PORTLAND, OR–Portland’s City Council has voted 11-0 to replace all fire fighters with fire pacifists. In a statement, the city reminded the public that they are firmly against all ‘fighters’ except for their 6,000 Antifa members.
“While today marks a huge step backward in terms of fire safety, we take a massive step forward in hiring some of the most noninterventionist Oregonians to deal with our horrible emergencies,” Mayor Ted Wheeler said Friday. “Technically, we couldn’t really find any traditional pacifists, but we did hire as many passive-aggressive members as possible.”
“Thanks for the ceremony, you guys. Whoop de doo,” a member said, twirling his finger in the air. “But I mean, it’s not like any of you would come to help us if our station was on fire, so. Whatever.”
Update: Portlanders in distress have been struggling with the all-passive aggressive team. Exchanges like this have become normal:
Caller: “Please come quick. My house is on fire!”

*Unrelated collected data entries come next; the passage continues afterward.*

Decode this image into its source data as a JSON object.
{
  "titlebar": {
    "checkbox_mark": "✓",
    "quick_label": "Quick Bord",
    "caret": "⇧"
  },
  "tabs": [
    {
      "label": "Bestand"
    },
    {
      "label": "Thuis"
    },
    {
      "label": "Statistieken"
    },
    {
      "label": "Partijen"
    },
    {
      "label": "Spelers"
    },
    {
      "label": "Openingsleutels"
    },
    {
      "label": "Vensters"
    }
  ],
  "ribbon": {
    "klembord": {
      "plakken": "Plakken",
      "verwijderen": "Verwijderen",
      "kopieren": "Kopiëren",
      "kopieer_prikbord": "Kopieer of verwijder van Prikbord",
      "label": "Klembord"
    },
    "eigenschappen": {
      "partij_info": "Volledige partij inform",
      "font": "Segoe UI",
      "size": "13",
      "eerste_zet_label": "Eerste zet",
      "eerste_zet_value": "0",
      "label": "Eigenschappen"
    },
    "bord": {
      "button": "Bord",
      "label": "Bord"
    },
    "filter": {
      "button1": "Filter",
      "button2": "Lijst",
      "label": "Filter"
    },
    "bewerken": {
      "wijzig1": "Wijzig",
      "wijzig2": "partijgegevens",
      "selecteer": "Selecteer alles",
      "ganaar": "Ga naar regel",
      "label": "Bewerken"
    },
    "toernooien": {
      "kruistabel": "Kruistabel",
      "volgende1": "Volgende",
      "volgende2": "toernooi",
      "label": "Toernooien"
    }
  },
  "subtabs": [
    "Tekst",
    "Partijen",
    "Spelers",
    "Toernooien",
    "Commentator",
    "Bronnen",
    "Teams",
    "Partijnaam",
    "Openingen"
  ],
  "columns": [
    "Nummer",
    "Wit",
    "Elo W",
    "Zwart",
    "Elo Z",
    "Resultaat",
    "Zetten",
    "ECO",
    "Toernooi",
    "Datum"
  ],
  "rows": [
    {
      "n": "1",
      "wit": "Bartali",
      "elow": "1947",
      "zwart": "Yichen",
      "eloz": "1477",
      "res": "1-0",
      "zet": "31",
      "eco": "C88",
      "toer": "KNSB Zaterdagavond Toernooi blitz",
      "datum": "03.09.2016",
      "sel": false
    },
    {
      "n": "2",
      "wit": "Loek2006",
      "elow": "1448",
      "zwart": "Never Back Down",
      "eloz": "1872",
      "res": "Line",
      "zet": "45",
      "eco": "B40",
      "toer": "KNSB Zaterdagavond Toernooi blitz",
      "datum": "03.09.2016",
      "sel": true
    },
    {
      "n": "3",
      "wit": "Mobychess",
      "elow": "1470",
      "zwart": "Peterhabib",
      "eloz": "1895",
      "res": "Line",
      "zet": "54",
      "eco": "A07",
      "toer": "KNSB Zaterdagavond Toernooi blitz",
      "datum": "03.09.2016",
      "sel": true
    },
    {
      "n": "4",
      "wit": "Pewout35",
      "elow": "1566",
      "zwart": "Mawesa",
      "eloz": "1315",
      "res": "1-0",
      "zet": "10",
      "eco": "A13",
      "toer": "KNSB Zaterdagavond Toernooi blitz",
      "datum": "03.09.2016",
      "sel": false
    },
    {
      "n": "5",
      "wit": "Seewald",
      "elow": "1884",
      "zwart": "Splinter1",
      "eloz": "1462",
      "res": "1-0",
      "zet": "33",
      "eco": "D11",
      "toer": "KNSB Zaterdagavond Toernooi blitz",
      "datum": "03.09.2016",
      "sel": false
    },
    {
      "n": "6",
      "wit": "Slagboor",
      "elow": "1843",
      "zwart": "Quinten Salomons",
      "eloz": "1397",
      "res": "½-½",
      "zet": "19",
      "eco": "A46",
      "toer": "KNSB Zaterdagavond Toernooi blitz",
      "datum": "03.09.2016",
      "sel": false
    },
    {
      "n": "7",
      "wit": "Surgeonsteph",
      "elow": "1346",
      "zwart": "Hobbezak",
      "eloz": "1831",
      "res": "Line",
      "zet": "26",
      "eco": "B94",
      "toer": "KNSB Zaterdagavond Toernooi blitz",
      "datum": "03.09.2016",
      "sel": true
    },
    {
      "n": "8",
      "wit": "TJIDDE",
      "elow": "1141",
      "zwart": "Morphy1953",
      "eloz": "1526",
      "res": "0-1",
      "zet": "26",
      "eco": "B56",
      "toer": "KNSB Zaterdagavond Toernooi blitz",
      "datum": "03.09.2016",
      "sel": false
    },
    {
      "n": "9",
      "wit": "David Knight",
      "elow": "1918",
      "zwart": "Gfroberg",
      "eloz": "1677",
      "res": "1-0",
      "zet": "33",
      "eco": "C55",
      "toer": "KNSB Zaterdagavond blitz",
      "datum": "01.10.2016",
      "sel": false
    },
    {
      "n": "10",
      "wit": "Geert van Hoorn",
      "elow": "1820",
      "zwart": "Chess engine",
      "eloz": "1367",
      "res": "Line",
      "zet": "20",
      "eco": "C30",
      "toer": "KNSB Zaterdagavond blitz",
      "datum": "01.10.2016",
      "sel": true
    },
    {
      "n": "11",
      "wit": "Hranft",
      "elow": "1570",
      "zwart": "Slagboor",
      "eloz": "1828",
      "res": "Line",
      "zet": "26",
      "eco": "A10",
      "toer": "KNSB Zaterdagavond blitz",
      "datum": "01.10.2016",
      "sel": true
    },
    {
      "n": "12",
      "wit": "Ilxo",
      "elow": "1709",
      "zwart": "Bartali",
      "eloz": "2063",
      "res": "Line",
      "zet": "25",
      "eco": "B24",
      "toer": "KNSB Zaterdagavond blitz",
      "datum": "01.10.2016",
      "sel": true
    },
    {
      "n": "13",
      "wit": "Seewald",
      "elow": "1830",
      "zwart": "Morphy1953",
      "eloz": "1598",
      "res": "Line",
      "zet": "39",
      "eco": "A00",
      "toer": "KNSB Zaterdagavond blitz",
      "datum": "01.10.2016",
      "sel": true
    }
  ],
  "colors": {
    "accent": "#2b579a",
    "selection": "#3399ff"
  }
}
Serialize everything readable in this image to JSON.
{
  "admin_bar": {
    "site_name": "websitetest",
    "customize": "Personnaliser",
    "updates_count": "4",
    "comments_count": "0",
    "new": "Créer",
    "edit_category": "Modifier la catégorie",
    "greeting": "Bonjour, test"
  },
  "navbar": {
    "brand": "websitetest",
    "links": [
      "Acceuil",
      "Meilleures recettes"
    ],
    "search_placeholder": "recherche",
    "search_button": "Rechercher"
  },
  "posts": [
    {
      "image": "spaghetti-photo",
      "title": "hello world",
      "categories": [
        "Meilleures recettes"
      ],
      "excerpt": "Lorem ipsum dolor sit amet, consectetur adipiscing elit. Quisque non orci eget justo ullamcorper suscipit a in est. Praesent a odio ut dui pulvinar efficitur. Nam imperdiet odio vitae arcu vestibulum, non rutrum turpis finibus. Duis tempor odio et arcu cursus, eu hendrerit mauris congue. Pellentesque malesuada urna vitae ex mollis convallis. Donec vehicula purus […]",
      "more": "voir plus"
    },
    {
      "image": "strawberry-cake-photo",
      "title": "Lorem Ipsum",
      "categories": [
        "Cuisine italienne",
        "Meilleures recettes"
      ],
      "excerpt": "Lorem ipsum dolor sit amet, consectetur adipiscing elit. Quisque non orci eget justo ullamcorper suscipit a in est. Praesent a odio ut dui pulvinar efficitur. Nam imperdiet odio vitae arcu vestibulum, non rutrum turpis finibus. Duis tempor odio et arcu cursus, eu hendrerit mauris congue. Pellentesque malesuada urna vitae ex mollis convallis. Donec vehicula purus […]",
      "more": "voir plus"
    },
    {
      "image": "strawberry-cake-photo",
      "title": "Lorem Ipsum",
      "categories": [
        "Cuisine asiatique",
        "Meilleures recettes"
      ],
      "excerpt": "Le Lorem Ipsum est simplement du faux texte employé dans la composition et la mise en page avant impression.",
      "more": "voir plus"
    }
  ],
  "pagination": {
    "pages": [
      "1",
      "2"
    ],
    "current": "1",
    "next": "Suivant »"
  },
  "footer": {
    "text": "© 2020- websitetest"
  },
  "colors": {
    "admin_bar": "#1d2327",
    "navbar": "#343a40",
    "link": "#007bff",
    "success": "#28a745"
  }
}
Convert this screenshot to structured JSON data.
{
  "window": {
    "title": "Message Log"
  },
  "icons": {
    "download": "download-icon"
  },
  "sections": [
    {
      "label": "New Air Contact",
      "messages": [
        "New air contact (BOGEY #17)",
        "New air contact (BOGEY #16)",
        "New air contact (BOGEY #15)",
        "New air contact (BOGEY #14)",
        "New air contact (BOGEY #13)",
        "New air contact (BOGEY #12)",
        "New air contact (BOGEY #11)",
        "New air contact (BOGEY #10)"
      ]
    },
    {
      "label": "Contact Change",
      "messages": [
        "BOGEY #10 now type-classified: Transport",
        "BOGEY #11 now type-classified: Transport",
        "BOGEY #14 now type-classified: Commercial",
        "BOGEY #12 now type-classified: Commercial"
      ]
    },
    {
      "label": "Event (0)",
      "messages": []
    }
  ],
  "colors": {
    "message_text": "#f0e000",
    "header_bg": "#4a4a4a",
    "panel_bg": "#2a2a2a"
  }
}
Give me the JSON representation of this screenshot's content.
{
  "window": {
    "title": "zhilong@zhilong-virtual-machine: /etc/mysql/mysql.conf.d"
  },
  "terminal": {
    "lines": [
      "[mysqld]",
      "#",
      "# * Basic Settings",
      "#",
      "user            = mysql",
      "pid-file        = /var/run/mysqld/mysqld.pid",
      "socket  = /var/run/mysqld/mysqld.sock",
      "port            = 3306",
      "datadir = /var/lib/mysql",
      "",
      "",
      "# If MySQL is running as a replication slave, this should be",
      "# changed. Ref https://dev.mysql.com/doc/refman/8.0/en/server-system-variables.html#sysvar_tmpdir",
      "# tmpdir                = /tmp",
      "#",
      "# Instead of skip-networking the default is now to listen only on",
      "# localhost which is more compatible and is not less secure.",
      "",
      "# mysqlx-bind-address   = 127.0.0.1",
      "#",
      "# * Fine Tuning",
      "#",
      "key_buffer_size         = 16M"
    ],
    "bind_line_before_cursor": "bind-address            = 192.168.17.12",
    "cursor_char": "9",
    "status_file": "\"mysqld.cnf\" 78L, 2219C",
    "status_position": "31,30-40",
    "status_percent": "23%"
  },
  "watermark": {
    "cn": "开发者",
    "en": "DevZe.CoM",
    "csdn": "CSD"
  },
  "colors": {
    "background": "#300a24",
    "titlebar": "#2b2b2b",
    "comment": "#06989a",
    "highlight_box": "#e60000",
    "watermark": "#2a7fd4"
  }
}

Fire Pacifist: “Yeah. Sure. We’re on our way, pal.”
Caller: “Dammit! Are you guys really coming? Please just tell me.”
Fire Pacifist: “Ok, first of all, you yelled right in my ear. But I’m fine. I’m not mad.”
Caller: “I’m a Trump supporter.”
Fire Pacifist: “Stay where you are. We’ll send every fire truck and police officer in Portland to your home immediately.”